Post-Selected Criticality in Measurement-Induced Phase Transitions in Locally Constrained Hilbert Spaces

We investigate the post-selected critical properties of measurement-induced phase transitions (MIPT) in a locally constrained Hilbert space. Specifically, we focus on the low-energy Hilbert space of the 1D PXP model, where adjacent qubits cannot be simultaneously excited.

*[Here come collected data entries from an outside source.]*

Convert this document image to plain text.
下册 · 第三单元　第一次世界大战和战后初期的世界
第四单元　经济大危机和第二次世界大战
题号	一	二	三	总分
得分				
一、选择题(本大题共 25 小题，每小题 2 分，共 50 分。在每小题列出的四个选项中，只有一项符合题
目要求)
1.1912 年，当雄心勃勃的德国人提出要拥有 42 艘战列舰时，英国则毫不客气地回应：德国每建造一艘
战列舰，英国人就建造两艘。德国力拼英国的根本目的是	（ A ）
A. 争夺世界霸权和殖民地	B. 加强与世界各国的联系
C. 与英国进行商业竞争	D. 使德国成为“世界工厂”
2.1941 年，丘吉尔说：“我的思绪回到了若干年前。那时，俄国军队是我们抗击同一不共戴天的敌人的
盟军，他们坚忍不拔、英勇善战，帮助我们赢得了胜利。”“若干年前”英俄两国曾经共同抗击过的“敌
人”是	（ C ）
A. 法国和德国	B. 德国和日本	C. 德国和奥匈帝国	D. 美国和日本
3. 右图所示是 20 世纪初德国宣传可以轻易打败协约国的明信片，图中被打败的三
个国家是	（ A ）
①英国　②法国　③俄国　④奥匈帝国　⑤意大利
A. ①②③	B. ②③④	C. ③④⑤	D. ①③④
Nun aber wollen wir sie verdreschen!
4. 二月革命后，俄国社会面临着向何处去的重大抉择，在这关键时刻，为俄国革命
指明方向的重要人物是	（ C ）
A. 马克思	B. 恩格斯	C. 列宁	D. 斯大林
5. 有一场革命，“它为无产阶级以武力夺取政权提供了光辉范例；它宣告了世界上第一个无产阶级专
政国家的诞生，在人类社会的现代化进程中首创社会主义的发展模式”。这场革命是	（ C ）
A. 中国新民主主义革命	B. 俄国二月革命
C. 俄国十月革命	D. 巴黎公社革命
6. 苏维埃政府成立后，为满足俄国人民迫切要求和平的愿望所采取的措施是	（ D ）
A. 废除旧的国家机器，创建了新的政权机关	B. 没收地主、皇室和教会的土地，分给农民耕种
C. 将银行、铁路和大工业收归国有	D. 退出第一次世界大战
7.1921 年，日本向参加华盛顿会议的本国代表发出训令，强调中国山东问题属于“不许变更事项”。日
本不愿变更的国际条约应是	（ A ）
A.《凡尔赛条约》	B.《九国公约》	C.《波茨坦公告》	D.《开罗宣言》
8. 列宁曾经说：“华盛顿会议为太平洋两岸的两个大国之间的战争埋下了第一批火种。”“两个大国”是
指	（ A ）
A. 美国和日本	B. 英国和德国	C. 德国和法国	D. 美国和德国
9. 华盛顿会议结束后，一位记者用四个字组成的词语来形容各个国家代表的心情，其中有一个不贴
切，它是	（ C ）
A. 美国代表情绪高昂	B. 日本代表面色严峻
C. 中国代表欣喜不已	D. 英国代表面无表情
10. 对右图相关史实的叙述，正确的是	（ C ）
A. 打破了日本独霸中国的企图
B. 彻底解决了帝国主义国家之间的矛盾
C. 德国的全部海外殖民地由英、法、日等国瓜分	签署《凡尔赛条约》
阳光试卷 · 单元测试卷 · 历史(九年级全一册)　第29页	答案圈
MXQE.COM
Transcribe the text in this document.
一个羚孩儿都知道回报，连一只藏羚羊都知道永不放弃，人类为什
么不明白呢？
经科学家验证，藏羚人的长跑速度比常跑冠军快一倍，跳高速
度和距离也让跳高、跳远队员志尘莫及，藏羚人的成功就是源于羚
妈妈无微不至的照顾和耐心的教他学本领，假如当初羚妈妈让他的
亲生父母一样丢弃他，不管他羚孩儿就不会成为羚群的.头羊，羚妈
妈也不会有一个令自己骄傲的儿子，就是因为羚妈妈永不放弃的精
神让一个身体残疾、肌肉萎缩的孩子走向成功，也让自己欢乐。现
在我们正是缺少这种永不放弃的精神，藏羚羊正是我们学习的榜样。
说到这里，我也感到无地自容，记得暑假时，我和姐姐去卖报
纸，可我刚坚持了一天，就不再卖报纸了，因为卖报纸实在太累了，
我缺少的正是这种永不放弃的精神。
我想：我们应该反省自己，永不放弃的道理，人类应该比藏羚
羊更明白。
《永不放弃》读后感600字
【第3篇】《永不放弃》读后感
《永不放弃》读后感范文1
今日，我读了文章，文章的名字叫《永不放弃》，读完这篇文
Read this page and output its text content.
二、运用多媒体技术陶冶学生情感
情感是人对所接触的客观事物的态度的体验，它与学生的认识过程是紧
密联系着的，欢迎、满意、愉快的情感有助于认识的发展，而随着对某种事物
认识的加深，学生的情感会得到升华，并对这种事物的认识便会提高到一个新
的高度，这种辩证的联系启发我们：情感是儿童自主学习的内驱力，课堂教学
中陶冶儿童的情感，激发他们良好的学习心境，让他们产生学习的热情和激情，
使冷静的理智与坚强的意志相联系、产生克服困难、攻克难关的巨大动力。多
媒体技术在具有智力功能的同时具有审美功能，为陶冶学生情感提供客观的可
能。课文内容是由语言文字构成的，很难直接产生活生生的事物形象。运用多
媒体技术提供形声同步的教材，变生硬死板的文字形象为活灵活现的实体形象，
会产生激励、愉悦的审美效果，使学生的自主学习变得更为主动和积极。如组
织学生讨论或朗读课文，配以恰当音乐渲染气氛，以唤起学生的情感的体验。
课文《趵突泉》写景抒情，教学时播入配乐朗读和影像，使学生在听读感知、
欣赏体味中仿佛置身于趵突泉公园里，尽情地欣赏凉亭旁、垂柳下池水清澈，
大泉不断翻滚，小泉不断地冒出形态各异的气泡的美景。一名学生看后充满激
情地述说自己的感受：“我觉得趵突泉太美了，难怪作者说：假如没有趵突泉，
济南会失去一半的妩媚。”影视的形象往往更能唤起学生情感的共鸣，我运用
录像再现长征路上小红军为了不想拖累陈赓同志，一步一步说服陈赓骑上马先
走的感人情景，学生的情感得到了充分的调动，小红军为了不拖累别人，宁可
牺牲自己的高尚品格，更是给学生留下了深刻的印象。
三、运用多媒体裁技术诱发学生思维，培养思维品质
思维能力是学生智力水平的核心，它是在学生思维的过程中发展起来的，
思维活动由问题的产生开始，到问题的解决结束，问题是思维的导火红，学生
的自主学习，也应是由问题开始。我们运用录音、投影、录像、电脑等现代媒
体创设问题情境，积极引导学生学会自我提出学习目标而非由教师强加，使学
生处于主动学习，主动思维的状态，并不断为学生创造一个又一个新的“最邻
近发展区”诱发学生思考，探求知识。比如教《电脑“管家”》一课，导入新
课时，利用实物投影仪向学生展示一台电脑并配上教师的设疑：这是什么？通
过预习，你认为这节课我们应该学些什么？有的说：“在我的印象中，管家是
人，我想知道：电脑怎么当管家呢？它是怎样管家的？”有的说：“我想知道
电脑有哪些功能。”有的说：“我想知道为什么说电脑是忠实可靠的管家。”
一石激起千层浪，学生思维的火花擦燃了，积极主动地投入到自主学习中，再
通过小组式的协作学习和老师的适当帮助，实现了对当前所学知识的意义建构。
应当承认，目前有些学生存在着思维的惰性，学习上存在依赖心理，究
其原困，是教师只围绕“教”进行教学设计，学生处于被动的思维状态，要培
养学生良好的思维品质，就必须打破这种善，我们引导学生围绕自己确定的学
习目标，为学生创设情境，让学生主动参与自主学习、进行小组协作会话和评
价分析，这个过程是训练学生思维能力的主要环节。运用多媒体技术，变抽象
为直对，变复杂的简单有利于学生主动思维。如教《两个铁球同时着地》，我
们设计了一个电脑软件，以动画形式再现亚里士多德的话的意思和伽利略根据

Our study examines monitored random quantum circuits consisting of single-qubit Haar random gates, which are entangling by virtue of the constraint, and post-selected projective measurements, where the qubits are consistently projected onto the ground state. Post-selected measurements profoundly impact the dynamics of the 1D PXP model, as projecting a qubit onto an excited state forces its adjacent qubits into the ground state due to the local constraint, whereas projecting a qubit onto the ground state leaves its neighbors unaffected. As a result, we anticipate that consistently projecting qubits onto the ground state may give rise to new criticality in the system. Our numerical findings provide strong evidence for a novel phase transition from area-law to volume-law entanglement driven by the rate of post-selected projective measurements. Interestingly, we also discover that the universality of post-selected measurements differs from that of non-selective measurements in this constrained Hilbert space, offering deeper insights on the influence of local constraints and post-selection in our system.